Zento reached out and gently placed a hand on AsaHi’s shoulder. “I’m taking SoYa along so that I can make sure that he gets proper training. No one’s tended to that yet. You’ll have nothing to fear once he gets it all under control. He’s done a fairly well job of that, considering.”

AsaHi remained silent.

“Besides, him going on this trip gives you two a little time apart, yes?” he continued. His eyes were fixed on the girl’s face, watching for some hint of hope. “That way you have a chance to think things through and ge–”

“I’m going with you,” AsaHi’s eyes flashed up.

Zento froze, “Hrm?”

Kudako leaned back against the wall, indicating he was washing his hands of the situation.

“I am.
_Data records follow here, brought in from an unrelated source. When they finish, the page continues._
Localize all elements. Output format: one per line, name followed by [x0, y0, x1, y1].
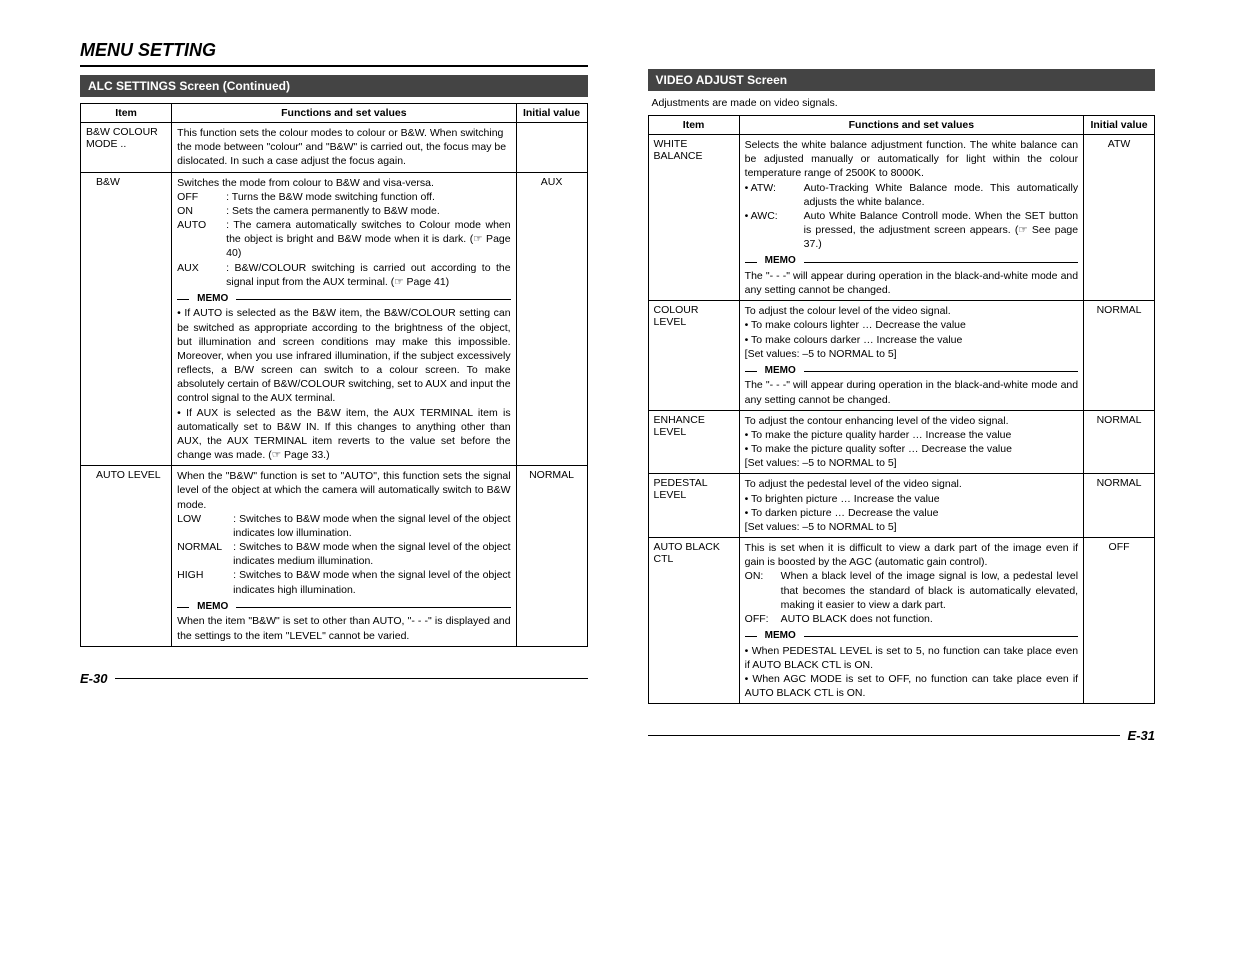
init-cell: NORMAL	[1084, 410, 1155, 474]
right-page: VIDEO ADJUST Screen Adjustments are made…	[648, 40, 1156, 743]
init-cell: NORMAL	[516, 466, 587, 646]
page-number: E-31	[1128, 728, 1155, 743]
memo-box: MEMO • When PEDESTAL LEVEL is set to 5, …	[745, 630, 1078, 700]
table-row: WHITE BALANCE Selects the white balance …	[648, 135, 1155, 301]
col-header-func: Functions and set values	[172, 104, 516, 123]
option-list: ON:When a black level of the image signa…	[745, 569, 1078, 626]
func-cell: This is set when it is difficult to view…	[739, 538, 1083, 704]
init-cell	[516, 123, 587, 173]
item-cell: AUTO BLACK CTL	[648, 538, 739, 704]
table-row: AUTO BLACK CTL This is set when it is di…	[648, 538, 1155, 704]
left-footer: E-30	[80, 671, 588, 686]
right-section-bar: VIDEO ADJUST Screen	[648, 69, 1156, 91]
table-row: B&W COLOUR MODE .. This function sets th…	[81, 123, 588, 173]
item-cell: WHITE BALANCE	[648, 135, 739, 301]
item-cell: B&W COLOUR MODE ..	[81, 123, 172, 173]
left-settings-table: Item Functions and set values Initial va…	[80, 103, 588, 647]
col-header-item: Item	[81, 104, 172, 123]
left-page: MENU SETTING ALC SETTINGS Screen (Contin…	[80, 40, 588, 743]
func-cell: To adjust the pedestal level of the vide…	[739, 474, 1083, 538]
option-list: OFF: Turns the B&W mode switching functi…	[177, 190, 510, 289]
init-cell: NORMAL	[1084, 301, 1155, 411]
col-header-func: Functions and set values	[739, 116, 1083, 135]
col-header-item: Item	[648, 116, 739, 135]
item-cell: PEDESTAL LEVEL	[648, 474, 739, 538]
item-cell: B&W	[81, 172, 172, 466]
memo-box: MEMO When the item "B&W" is set to other…	[177, 601, 510, 643]
right-intro: Adjustments are made on video signals.	[648, 97, 1156, 109]
item-cell: COLOUR LEVEL	[648, 301, 739, 411]
init-cell: NORMAL	[1084, 474, 1155, 538]
page-number: E-30	[80, 671, 107, 686]
memo-box: MEMO • If AUTO is selected as the B&W it…	[177, 293, 510, 462]
table-row: COLOUR LEVEL To adjust the colour level …	[648, 301, 1155, 411]
memo-box: MEMO The "- - -" will appear during oper…	[745, 365, 1078, 407]
func-cell: To adjust the colour level of the video …	[739, 301, 1083, 411]
init-cell: ATW	[1084, 135, 1155, 301]
init-cell: OFF	[1084, 538, 1155, 704]
left-section-bar: ALC SETTINGS Screen (Continued)	[80, 75, 588, 97]
right-settings-table: Item Functions and set values Initial va…	[648, 115, 1156, 704]
table-row: B&W Switches the mode from colour to B&W…	[81, 172, 588, 466]
init-cell: AUX	[516, 172, 587, 466]
right-footer: E-31	[648, 728, 1156, 743]
func-cell: When the "B&W" function is set to "AUTO"…	[172, 466, 516, 646]
col-header-init: Initial value	[1084, 116, 1155, 135]
func-cell: Selects the white balance adjustment fun…	[739, 135, 1083, 301]
memo-box: MEMO The "- - -" will appear during oper…	[745, 255, 1078, 297]
item-cell: ENHANCE LEVEL	[648, 410, 739, 474]
option-list: • ATW:Auto-Tracking White Balance mode. …	[745, 181, 1078, 252]
table-row: PEDESTAL LEVEL To adjust the pedestal le…	[648, 474, 1155, 538]
item-cell: AUTO LEVEL	[81, 466, 172, 646]
func-cell: This function sets the colour modes to c…	[172, 123, 516, 173]
page-spread: MENU SETTING ALC SETTINGS Screen (Contin…	[80, 40, 1155, 743]
main-title: MENU SETTING	[80, 40, 588, 67]
table-row: AUTO LEVEL When the "B&W" function is se…	[81, 466, 588, 646]
table-row: ENHANCE LEVEL To adjust the contour enha…	[648, 410, 1155, 474]
func-cell: Switches the mode from colour to B&W and…	[172, 172, 516, 466]
func-cell: To adjust the contour enhancing level of…	[739, 410, 1083, 474]
option-list: LOW: Switches to B&W mode when the signa…	[177, 512, 510, 597]
col-header-init: Initial value	[516, 104, 587, 123]
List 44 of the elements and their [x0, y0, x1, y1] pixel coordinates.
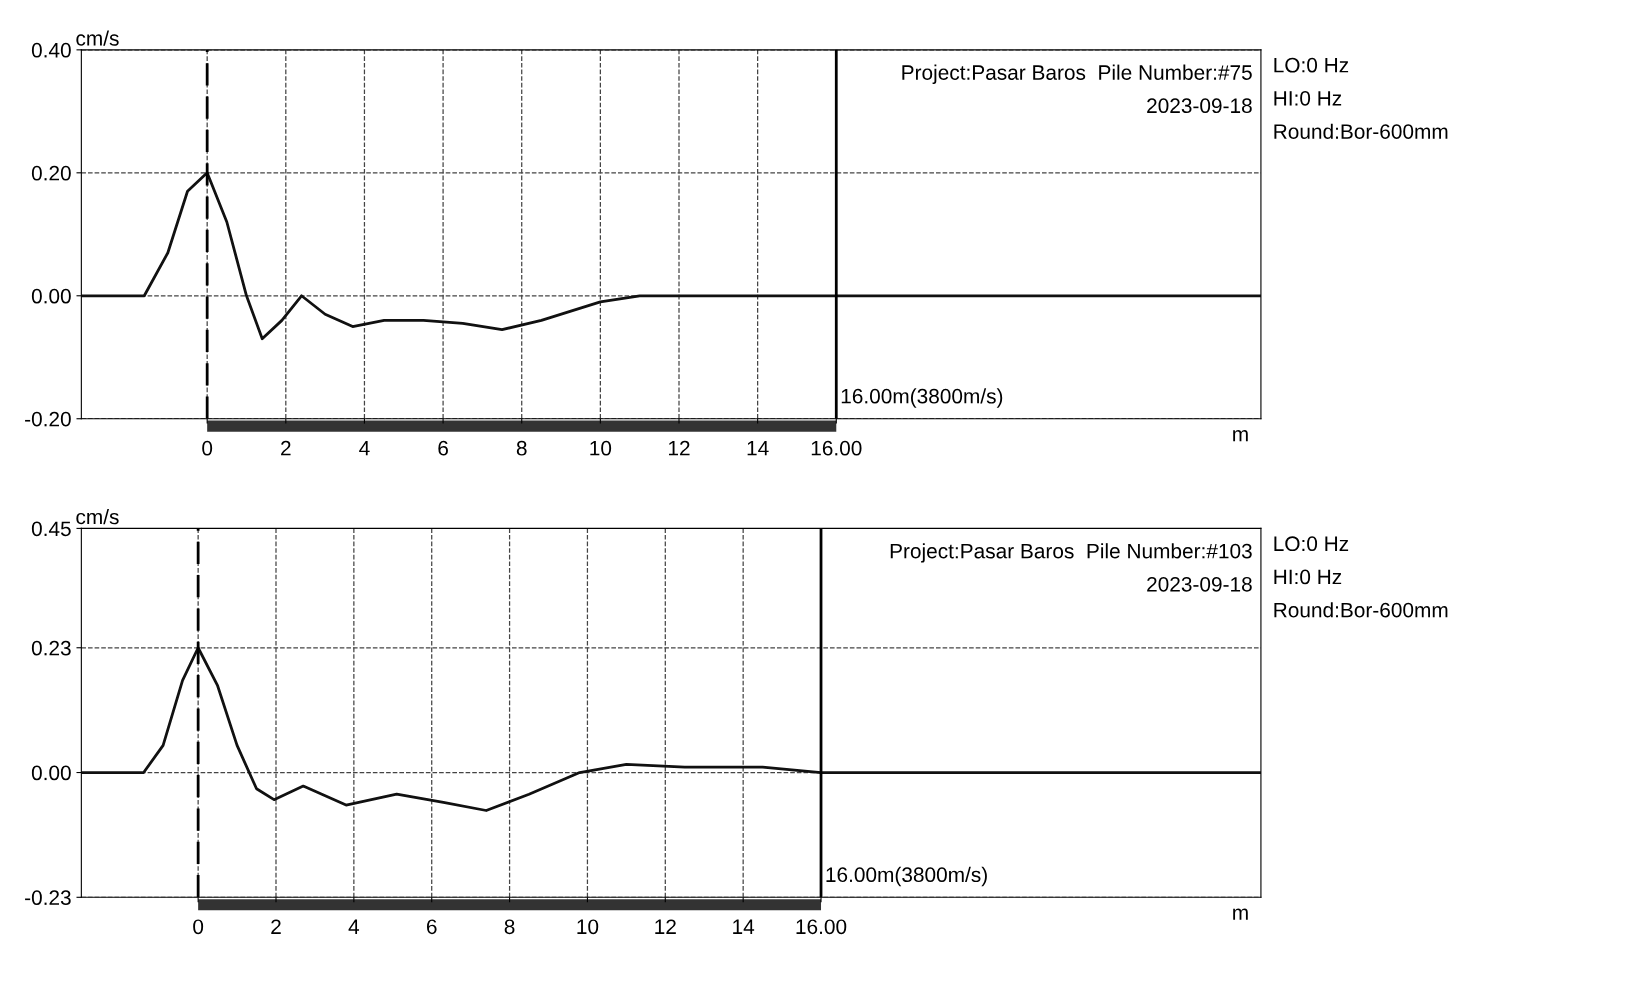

I’m going with you,” she repeated, voice growing more determined.

“Now, AsaHi… I…”

She pressed quickly, “I’m sorry, Master ZenToYa. Maybe it’s disrespectful. But I made it all the way here to the city! I’ve faced a lot of things! I know I don’t have power like the rest of you, but I can’t just sit here and wait. I want to help SoYa and TsuYa!”

Aunt SaRa arched one eyebrow at the girl. Then she turned towards Zento, waiting for his answer.

“I’m not afraid!” AsaHi added, softening her voice a bit, “Please?”

Zento’s face seemed rather choked.

“Zento,” Kudako muttered quietly. “She might do your boy some good. He’s going to need all the support he can get. You know what sort of thing he’s going through.”

The winged man turned to peer at the Dragon in disbelief, “Since when have you ever agreed to let a girl join our party?”

Kudako shrugged offhandedly.

AsaHi looked at him too. Her chin was lifted, face fixed and resolute. When Zento glanced back at her, he must have recognized the expression.

“Very well,” he gave a long sigh. “But only under one condition.”

The girl perked up.

“If you’re coming with us, you are under our protection and bound to my command. Things could get dangerous and we need everyone to stick together,” his eyes grew stern. “You have to give me your word that you’ll follow my orders, no matter what they are.”

She nodded quickly, still too surprised to speak.

“Good,” Zento grumbled slightly. “Now, you better go get your stuff ready. Chances are, we’ll be leaving at sun up. If you’re not ready, you get left behind.”

AsaHi’s eyes widened in realization. Giving a little gasp, she dashed down the hall towards her room.